Some of the stories are dark — but they all link back to Ultimate in some way.
"I don't want to just be telling a bunch of fart jokes and laughing for two hours," Mastrantuono says. "I want to go deeper and I want to find these true human connections. I think that's a huge thing that surprised people at our first show up in Seattle is that they thought it was going to be kind of just some thrown-together stories — maybe just like humorous, off-the-cuff anecdotes — and I'm really interested in deep, personal, human stories."
By the time Mastrantuono had pulled together Flatball Radio's second event — in Portland, Oregon last May — the room was sold out and the stories were flowing.
"I would like to think that this project makes us less insular," Mastrantuono says. "We've had people at both shows who have actually never heard of Ultimate Frisbee, and they were able to connect with the stories and said that they had a great time. So I would like to think that our project is finding those stories that can connect with people regardless of your familiarity with Ultimate Frisbee."
So, success, right? Well, yeah. But is this a way to making a living?
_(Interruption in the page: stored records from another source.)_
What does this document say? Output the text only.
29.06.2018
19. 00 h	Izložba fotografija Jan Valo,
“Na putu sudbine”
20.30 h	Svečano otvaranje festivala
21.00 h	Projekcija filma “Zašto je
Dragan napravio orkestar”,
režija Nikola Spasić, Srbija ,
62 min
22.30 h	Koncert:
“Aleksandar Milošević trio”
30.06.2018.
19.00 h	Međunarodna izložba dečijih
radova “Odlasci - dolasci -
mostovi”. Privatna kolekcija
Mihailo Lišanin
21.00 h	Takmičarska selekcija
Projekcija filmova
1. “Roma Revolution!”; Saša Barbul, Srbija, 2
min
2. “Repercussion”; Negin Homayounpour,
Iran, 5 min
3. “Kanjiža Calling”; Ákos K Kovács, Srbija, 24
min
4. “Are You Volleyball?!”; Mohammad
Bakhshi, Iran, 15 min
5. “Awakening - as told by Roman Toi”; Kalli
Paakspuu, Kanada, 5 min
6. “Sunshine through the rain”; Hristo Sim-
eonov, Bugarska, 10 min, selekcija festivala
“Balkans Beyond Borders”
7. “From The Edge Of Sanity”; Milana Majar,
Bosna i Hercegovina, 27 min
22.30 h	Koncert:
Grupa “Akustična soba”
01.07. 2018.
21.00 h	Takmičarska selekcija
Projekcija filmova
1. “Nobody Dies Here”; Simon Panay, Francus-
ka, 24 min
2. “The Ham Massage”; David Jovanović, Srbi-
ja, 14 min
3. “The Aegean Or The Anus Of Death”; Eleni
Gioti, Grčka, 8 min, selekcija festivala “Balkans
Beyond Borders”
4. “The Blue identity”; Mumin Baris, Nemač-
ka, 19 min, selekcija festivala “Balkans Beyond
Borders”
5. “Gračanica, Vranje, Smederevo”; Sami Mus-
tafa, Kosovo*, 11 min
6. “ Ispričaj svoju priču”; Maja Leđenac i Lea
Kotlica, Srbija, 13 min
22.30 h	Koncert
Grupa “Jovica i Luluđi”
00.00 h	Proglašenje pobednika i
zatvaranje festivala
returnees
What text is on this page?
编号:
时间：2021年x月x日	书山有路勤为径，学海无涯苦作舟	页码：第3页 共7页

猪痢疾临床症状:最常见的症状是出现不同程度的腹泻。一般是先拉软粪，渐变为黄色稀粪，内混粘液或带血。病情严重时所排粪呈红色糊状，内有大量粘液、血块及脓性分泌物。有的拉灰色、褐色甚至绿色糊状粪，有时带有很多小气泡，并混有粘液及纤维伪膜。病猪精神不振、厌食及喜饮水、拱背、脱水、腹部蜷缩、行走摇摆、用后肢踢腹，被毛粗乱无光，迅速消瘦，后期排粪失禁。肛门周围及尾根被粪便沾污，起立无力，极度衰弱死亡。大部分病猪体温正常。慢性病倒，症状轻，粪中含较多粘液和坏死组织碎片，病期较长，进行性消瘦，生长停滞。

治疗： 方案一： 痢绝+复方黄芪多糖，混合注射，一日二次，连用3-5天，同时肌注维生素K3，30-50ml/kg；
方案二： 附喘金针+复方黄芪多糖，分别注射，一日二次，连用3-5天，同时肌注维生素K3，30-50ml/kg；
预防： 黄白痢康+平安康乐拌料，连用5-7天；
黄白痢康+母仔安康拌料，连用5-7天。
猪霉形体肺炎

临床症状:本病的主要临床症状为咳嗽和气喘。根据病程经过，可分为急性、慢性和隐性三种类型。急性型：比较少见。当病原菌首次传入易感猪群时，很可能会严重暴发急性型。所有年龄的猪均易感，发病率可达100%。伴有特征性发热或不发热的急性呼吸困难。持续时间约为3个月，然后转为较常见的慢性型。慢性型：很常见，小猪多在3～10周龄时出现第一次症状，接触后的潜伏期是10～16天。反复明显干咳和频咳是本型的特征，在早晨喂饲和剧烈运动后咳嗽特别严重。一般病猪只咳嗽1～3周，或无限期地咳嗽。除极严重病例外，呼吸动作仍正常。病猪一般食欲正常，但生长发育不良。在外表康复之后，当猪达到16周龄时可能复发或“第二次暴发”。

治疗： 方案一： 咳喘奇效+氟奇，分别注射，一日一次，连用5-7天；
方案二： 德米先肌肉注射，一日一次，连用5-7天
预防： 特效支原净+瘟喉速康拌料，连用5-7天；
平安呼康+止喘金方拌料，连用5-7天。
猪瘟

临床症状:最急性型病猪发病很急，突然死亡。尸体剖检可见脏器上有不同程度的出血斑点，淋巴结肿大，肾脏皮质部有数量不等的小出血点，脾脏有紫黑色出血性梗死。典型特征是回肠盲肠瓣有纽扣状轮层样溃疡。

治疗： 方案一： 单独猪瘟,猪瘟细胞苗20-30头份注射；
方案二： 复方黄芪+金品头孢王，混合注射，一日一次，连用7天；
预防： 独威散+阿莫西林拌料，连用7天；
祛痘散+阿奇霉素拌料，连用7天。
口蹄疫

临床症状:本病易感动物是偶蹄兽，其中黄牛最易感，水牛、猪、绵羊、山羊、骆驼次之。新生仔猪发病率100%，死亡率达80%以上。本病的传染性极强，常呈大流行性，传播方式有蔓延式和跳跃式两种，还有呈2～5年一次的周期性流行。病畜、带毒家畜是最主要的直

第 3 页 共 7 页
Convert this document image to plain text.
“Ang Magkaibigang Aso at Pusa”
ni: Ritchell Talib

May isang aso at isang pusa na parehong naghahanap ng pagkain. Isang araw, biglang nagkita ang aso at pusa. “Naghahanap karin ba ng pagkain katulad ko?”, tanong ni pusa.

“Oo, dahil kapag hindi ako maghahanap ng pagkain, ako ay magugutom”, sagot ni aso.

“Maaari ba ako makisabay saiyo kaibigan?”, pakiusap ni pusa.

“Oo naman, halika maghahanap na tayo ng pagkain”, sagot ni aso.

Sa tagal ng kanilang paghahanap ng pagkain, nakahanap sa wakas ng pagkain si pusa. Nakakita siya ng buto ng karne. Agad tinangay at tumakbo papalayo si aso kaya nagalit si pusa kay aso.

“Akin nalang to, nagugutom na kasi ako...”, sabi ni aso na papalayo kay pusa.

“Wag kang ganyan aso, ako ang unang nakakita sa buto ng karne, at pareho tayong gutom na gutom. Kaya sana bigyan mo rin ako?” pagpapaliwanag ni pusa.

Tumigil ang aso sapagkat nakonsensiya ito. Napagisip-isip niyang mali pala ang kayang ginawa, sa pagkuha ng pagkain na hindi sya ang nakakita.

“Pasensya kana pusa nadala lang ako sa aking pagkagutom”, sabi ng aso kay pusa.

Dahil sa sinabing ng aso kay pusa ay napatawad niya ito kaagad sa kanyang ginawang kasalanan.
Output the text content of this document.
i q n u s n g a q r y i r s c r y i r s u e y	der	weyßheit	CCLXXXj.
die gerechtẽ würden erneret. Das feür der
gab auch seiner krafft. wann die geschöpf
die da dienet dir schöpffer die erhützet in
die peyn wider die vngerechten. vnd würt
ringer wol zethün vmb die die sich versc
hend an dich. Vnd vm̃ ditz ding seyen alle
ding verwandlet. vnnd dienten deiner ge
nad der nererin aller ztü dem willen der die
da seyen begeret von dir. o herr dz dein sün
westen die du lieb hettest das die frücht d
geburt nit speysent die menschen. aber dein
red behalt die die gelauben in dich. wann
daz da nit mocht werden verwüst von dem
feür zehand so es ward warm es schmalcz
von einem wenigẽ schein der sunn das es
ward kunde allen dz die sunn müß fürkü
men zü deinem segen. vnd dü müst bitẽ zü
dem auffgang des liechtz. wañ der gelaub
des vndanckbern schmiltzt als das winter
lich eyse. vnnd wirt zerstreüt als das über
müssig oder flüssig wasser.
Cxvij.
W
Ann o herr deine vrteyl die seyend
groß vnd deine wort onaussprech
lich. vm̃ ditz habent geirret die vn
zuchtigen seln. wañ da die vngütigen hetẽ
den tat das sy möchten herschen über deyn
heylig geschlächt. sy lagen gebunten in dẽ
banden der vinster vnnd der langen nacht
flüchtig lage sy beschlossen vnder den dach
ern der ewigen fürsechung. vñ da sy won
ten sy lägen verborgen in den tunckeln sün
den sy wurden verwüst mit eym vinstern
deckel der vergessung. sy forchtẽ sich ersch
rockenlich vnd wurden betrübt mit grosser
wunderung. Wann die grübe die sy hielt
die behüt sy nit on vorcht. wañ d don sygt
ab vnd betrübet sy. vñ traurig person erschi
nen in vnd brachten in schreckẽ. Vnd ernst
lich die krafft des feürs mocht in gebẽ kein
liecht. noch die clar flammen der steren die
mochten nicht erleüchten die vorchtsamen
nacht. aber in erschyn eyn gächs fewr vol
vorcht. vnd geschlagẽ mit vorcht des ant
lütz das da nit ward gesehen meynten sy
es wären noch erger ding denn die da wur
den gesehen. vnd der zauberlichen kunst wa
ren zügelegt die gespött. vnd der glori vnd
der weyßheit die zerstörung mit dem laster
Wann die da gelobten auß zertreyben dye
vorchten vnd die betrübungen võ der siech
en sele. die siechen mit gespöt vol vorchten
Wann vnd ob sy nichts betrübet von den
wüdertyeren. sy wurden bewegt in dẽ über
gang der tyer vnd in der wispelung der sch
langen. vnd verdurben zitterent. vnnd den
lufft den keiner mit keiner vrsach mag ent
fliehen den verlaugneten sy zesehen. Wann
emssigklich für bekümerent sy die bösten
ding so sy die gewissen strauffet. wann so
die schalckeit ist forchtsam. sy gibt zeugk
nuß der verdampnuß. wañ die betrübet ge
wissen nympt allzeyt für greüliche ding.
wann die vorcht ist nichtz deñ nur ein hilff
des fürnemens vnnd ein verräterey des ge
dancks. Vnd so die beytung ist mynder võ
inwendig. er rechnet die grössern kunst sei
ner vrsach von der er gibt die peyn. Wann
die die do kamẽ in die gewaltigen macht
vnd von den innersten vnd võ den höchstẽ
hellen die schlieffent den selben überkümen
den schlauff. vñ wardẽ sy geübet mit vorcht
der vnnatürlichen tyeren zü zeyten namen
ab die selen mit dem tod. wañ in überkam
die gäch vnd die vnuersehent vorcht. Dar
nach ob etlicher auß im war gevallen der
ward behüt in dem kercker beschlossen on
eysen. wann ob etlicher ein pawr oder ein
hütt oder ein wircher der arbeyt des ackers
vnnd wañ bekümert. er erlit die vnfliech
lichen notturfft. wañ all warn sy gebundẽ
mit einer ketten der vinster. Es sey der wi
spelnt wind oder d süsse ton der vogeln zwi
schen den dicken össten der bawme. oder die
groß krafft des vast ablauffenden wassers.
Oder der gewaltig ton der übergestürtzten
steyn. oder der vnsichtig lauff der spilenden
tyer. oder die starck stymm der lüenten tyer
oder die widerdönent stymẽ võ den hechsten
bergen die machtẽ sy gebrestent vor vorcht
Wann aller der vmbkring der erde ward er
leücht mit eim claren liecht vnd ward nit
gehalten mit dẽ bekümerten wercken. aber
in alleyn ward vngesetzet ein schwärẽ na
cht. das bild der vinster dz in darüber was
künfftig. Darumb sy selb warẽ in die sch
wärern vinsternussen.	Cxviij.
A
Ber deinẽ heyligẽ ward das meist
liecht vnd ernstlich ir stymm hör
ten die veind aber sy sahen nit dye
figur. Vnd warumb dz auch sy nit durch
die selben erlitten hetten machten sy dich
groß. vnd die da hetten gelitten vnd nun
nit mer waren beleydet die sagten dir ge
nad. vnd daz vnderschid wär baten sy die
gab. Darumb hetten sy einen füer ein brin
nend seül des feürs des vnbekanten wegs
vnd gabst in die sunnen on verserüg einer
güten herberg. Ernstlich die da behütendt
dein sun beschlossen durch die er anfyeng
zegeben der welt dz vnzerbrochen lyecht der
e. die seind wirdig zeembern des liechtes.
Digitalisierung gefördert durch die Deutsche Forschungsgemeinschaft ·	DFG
Not quite yet. Matt's taken a job outside of Ultimate — with a live video production company — and so, for now, Flatball Radio is on an indefinite hiatus.
"But I think we have a proof of concept, and I think we have a shell of something that can take this a step further," Mastrantuono says.
Hmm … a guy starts off with what sounds like a crazy idea, pulls together all his friends, and together they manage to do something nobody ever thought they could? Sounds like the next time Flatball Radio puts on a show, Mastrantuono will have a story of his own to tell.
This segment aired on April 16, 2016.